In the consumer sector, luxury businesses catering to wealthy consumers have a good outlook. For instance, Cockrell notes, there’s been much faster recovery in private jet activity compared to commercial flying, and new boat sales remain robust.
Conversely, value-driven retailers, such as discount department stores and dollar stores offering consumers better value in a period that they may be looking for it, also should be on investors’ radar.
Follow Appetites for Novelty and Change
“We are noticing interesting anecdotes of really radical experimentations in terms of consumer behavior,” Cockrell says.
Though not easy to measure, examples abound. For instance, Rolex recently introduced a line of traditional watches with vivid face colorings, and people are experimenting with cosmetics and beauty treatments like bright hair colors.
“It tells you that in a period in which people have kind of been living in stasis, that they’re looking for change,” he says.

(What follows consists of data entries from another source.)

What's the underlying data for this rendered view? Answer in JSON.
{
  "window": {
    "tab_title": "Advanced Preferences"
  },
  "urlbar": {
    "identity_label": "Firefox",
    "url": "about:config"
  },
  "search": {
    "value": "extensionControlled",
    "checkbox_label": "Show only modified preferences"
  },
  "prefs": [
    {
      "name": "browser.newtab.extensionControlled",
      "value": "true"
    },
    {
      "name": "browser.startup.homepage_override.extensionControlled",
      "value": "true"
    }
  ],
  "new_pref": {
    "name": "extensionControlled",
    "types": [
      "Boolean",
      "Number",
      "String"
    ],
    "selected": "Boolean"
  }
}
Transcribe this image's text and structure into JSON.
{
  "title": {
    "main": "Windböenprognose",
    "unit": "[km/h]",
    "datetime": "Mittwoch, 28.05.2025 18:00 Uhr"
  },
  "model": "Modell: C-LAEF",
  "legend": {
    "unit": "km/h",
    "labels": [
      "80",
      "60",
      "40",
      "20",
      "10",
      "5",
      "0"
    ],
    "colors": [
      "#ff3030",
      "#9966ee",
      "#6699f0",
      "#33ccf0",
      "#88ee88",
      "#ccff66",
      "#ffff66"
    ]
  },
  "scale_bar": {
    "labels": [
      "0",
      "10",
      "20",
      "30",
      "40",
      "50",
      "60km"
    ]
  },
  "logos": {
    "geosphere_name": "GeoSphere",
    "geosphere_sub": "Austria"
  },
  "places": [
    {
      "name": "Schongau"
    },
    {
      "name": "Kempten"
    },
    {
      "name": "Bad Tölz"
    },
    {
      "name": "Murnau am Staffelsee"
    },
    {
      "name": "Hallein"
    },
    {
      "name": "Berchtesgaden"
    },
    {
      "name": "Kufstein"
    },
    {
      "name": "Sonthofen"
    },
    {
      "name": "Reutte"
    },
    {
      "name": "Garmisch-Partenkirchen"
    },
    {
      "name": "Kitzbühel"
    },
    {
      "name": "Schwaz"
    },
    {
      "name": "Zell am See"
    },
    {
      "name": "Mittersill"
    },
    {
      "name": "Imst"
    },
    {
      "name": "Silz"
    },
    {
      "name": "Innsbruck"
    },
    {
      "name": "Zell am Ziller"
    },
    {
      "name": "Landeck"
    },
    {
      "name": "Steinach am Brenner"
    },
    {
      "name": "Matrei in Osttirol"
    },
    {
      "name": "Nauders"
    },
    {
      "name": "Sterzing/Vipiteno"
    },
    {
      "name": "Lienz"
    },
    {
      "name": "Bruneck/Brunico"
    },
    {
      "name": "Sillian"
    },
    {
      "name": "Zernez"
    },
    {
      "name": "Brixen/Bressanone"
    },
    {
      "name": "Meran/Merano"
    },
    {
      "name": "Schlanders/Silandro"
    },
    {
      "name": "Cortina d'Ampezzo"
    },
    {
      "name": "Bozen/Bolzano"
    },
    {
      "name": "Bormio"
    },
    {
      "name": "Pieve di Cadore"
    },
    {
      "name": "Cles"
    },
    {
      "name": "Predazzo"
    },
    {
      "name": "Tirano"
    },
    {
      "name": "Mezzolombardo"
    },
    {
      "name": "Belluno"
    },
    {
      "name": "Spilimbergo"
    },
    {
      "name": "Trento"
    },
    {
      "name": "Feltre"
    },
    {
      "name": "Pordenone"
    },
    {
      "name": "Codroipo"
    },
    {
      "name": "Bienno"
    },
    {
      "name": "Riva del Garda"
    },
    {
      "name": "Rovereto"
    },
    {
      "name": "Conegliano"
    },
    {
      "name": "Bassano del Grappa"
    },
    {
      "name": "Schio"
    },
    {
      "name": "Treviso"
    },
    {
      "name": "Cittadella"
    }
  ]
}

Companies that can innovate and have strong research and development platforms are well-positioned to benefit in this environment.
Additionally, at this stage, pandemic restrictions may drive people toward purchasing new, exotic, or desired products instead of an experience such as a luxury vacation. But Cockrell expects this substitution will largely reverse over time.
“Looking back into history, we saw a big impact on travel and leisure after 9/11 which normalized eventually, although at the time it was very hard to understand or quantify the threat that society faced.”